Research Activities, October 2013
Beta blocker propranolol may help prevent migraines in children
Comparative Effectiveness Research
Research on preventing migraines in children indicates that there is limited evidence on the benefits and harms of migraine preventive drugs in children, according to a new research review by AHRQ's Effective Health Care Program.
The quality of migraine studies involving children is generally poor, with few trials providing detailed information. However, limited, low-strength evidence suggests that the beta blocker propranolol is more effective than a placebo for preventing migraine in children, with no bothersome negative effects that could lead to treatment discontinuation.

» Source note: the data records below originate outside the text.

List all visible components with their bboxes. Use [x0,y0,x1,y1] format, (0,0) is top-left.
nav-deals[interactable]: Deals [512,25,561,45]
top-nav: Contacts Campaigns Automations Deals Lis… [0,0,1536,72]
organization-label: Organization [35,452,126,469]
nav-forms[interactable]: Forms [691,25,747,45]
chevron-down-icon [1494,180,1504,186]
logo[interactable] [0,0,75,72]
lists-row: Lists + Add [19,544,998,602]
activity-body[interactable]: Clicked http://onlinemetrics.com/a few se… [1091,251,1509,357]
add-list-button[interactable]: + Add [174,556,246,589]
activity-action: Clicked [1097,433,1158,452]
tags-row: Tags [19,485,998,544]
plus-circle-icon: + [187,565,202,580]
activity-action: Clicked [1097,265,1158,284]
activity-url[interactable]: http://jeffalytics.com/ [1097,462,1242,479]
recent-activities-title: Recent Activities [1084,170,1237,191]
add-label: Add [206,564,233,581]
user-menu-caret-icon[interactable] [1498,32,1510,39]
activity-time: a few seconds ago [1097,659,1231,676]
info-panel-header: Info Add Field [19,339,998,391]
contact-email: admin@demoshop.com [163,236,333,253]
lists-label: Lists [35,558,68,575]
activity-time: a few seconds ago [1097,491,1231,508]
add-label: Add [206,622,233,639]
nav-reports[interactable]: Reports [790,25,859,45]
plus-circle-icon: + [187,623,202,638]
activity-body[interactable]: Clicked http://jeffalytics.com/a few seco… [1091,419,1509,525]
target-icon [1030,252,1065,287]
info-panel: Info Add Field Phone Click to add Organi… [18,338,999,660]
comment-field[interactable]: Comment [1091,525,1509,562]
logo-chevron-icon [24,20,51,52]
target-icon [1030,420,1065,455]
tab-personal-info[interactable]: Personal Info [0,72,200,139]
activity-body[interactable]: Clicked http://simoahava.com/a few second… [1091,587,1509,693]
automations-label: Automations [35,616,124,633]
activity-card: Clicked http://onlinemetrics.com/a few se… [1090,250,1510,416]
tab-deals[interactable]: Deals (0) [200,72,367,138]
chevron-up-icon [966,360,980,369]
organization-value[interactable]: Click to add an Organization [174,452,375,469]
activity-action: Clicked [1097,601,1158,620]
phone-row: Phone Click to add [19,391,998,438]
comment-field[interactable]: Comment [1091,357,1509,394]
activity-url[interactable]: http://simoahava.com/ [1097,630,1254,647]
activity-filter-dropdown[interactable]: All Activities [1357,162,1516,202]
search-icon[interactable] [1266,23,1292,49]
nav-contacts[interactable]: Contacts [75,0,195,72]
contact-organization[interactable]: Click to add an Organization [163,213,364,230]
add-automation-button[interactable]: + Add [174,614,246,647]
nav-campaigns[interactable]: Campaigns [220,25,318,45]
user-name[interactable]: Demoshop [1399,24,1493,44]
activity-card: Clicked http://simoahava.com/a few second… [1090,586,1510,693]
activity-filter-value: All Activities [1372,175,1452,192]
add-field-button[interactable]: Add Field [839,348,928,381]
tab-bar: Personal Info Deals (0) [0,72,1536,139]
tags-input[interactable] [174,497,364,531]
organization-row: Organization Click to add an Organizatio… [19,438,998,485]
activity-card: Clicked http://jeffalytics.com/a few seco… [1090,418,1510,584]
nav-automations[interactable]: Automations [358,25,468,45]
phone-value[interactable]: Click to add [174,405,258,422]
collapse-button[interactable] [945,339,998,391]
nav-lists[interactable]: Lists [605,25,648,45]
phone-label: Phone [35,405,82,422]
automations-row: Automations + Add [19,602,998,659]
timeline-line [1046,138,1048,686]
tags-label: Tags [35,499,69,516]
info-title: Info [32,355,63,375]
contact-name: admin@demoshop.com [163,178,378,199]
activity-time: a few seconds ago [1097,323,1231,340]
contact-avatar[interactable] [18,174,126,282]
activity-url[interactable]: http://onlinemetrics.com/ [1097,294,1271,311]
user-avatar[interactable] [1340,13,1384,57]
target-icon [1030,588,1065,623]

While the evidence confirms previously published conclusions about the efficacy of propranolol, non-drug treatments, such as stress management, also demonstrated better benefit-to-harm ratios than drug treatments in head-to-head randomly controlled trials. Other strategies, such as antiepileptics and internet-based therapies, were also examined for effectiveness in preventing migraines in children.
Migraine frequency is classified as either episodic or chronic according to the number of monthly migraine days, with episodic migraine being less than 15 days, and chronic migraine lasting 15 or more days. Both migraine types significantly affect children's physical, psychological, and social well-being, and can impose serious lifestyle restrictions. Childhood migraine has also been shown to impair learning and school productivity by 50 percent or more.
More research is needed on the comparative effectiveness of multimodal drug and disease management approaches; the long-term benefits, safety, and adherence with preventive treatments; the effects and risks of off-label drug use for migraine prevention; and the role of children's characteristics that could modify benefits and harms with preventive drugs.